20    As explained in [16] above, the appropriate course is to strike out paragraphs [99]-[107], with to replead. It may be that the pleading could be remedied by attention to the paragraphs presently incorporated by reference, that is, as I have set out above, “paragraphs 11 to 27 above” in [99]; in [100] by reference to “the matters pleaded at paragraphs 34 to 39 above”; and in [104], by reference to “the matters pleaded at paragraphs 11, 12, 34 to 39 and 99 to 103 above”.

21    As to the claim for breach of the Confidentiality Agreement, paragraphs [108]-[123], in my opinion there remain defects in the pleading of this cause of action. First, the information said to be confidential is not specified with sufficient precision: O’Brien v Komesaroff [1982] HCA 33; 150 CLR 310 at 326-328. Secondly, and fundamentally, the connection between the information and the alleged use of the information is not articulated, but is merely asserted in [115]. Similarly, it is not articulated how the allegation in [112] that Mr McGann has not returned the Confidential Information to Blow Bar Co is of consequence “for the purposes of TNCD operating Blown Lux”: see [115]. Thirdly, these flaws also infect the alternative pleadings beginning at [117] and at [120]. As explained in [16] above, the appropriate course is to strike out paragraphs [108]-[123], with leave to replead.

Joinder

22    As to the issue set out at [6] above, in my view, the most efficient and economical way through what now appears to concern substantially procedural niceties, is to direct the applicants now to join Blow Bar Co Barangaroo Pty Ltd (in liquidation) as a respondent. On reading the respondents’ pleadings, the liquidator will be well placed to decide whether or not he wishes to take an active part in the proceedings.

Conclusion and orders

23    The interlocutory application sought an order that the applicants pay the respondents costs of and incidental to the interlocutory application on an indemnity basis, such costs to be payable forthwith. In submissions, the parties indicated that they wished to be heard in relation to costs. To that end, within 7 days of the date of these orders, the respondents are to file and serve short written submissions, limited to 3 pages, dealing with the costs orders for which they contend. Within 14 days of the date of these orders, the applicants are to file and serve their corresponding short written submissions, also limited to 3 pages. The Court’s present intention is to deal with the question of costs on the papers. In their short written submissions the parties are also to indicate their agreement or otherwise with the following timetabling orders:

(i)    Within 14 days of the date of these orders, the applicants file and serve a Further Amended Statement of Claim.

(ii)    Within 14 days of the date of these orders, the applicants join Blow Bar Co Barangaroo Pty Ltd (in liquidation) as a respondent.

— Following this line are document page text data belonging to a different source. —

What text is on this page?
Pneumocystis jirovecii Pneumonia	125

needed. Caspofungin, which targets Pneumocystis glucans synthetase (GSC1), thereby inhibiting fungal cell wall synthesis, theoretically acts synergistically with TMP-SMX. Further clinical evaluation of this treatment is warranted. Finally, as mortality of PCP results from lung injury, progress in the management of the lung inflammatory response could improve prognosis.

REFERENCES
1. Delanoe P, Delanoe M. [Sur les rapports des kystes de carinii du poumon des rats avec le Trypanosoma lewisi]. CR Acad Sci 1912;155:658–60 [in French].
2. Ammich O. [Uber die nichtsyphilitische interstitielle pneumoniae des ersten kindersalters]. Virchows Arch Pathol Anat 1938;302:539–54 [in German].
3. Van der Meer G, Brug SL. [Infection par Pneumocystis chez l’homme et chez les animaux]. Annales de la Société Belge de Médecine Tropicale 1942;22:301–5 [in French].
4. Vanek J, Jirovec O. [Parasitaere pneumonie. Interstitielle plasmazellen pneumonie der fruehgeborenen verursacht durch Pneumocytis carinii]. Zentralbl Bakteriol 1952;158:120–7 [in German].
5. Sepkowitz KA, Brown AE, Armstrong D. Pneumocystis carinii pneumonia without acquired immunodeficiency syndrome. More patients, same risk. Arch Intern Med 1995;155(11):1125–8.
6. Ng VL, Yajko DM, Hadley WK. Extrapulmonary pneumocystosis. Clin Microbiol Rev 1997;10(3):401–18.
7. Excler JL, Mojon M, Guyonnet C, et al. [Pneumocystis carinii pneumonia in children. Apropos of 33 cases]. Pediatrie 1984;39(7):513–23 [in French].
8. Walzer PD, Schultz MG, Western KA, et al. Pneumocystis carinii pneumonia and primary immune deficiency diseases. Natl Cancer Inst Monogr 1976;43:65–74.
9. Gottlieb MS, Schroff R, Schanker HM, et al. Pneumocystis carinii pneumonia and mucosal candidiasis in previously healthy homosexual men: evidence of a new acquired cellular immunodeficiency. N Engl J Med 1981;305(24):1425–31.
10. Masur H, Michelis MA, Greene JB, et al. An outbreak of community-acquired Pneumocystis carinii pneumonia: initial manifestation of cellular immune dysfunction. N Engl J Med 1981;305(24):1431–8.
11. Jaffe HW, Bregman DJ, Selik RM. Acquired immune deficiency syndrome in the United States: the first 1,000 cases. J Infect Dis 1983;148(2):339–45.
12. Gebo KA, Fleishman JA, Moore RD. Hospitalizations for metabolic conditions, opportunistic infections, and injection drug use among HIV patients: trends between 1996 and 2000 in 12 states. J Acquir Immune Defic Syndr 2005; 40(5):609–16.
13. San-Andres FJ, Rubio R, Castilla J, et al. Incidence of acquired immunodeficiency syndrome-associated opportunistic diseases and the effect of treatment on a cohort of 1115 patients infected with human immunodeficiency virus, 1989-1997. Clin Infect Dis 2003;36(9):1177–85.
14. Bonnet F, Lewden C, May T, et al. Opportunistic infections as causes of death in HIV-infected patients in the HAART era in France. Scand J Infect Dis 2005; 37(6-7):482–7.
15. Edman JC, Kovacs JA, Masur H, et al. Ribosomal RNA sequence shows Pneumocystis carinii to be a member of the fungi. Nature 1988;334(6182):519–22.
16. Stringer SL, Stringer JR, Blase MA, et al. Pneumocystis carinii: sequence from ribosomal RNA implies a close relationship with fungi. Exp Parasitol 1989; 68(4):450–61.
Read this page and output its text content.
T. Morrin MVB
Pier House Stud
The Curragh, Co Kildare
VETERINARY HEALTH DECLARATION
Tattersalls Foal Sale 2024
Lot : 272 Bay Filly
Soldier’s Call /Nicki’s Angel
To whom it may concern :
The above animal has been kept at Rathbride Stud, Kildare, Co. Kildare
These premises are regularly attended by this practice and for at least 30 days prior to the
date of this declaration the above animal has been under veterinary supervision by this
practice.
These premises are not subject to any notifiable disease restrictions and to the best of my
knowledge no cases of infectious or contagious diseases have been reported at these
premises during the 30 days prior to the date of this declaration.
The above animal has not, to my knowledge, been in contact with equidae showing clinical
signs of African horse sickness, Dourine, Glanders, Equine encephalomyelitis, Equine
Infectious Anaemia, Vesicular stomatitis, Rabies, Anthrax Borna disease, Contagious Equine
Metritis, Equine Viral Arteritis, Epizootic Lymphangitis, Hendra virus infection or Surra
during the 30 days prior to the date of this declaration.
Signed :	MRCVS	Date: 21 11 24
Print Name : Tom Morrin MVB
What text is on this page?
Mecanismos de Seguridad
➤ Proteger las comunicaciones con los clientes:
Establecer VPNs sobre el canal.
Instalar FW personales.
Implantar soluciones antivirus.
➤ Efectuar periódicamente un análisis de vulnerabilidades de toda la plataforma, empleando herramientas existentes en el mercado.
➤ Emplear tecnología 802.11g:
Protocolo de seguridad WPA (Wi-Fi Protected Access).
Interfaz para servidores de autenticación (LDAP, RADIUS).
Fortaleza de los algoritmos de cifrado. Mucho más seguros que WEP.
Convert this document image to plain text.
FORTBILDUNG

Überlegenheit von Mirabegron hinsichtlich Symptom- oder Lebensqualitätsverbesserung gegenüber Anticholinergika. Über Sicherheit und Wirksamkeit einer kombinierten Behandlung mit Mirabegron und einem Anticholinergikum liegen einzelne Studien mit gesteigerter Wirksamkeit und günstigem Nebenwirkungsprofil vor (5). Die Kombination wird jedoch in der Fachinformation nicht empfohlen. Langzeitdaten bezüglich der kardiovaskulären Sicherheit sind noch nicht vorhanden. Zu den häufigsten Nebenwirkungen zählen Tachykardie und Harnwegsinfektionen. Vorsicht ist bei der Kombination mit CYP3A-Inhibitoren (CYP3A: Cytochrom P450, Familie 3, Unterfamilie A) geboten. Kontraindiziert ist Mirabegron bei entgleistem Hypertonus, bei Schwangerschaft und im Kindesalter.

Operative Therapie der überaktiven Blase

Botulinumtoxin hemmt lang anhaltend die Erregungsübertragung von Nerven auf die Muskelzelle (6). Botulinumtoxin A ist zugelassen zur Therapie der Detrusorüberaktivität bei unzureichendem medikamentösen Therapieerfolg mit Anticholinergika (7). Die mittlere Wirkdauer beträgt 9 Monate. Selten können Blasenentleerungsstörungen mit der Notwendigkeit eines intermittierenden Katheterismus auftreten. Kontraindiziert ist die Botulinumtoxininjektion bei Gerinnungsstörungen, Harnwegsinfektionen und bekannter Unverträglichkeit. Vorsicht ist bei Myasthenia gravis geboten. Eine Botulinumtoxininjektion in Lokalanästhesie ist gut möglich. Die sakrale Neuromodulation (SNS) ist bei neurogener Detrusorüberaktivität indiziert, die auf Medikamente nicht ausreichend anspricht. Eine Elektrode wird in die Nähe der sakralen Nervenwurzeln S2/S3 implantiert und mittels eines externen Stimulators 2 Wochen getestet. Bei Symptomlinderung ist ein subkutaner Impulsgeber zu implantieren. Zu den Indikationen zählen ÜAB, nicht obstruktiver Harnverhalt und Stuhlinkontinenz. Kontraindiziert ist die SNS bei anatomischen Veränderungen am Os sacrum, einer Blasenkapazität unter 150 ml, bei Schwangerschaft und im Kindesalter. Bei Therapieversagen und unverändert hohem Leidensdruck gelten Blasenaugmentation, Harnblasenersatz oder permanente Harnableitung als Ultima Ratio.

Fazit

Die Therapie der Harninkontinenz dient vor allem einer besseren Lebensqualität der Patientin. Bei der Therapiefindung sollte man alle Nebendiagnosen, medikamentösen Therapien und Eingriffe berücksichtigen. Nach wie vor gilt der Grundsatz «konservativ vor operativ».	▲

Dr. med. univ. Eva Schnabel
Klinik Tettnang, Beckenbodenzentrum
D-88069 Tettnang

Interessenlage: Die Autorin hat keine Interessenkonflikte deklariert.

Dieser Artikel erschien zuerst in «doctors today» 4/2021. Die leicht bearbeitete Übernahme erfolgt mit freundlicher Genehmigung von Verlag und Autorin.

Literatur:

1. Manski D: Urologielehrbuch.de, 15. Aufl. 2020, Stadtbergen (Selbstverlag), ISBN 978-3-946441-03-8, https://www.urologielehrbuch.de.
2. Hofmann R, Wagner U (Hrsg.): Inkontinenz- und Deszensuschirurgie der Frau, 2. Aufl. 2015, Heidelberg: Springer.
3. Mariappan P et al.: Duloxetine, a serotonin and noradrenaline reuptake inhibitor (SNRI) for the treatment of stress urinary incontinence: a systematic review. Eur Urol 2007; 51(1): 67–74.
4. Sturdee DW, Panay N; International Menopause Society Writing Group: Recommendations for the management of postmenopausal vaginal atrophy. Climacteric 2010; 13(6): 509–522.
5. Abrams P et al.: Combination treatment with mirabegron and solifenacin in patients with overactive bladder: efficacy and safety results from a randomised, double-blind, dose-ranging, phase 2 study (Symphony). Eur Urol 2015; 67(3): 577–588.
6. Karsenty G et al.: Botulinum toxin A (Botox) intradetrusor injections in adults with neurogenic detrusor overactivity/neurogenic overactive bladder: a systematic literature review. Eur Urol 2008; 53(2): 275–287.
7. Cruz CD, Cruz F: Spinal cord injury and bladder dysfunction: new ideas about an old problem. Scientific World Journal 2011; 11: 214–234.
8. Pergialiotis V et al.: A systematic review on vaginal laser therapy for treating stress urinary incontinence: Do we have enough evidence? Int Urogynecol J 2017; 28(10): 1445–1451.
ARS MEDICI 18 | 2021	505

(iii)    Within 28 days of the date of these orders, the respondents file and serve a Defence to the Further Amended Statement of Claim and any Cross-Claim.

(iv)    Within 35 days of the date of these orders, the applicants file and serve any Reply to the Defence and their Defence to any Cross-Claim.

(v)    The proceedings be referred to mediation before a Registrar of the Court or before a private mediator, such mediation to take place no later than September 2018.

(vi)    The matter be listed for a further Case Management Hearing at 9.30 am on 10 October 2018.

I certify that the preceding twenty-three (23) numbered paragraphs are a true copy of the Reasons for Judgment herein of the Honourable Justice Robertson.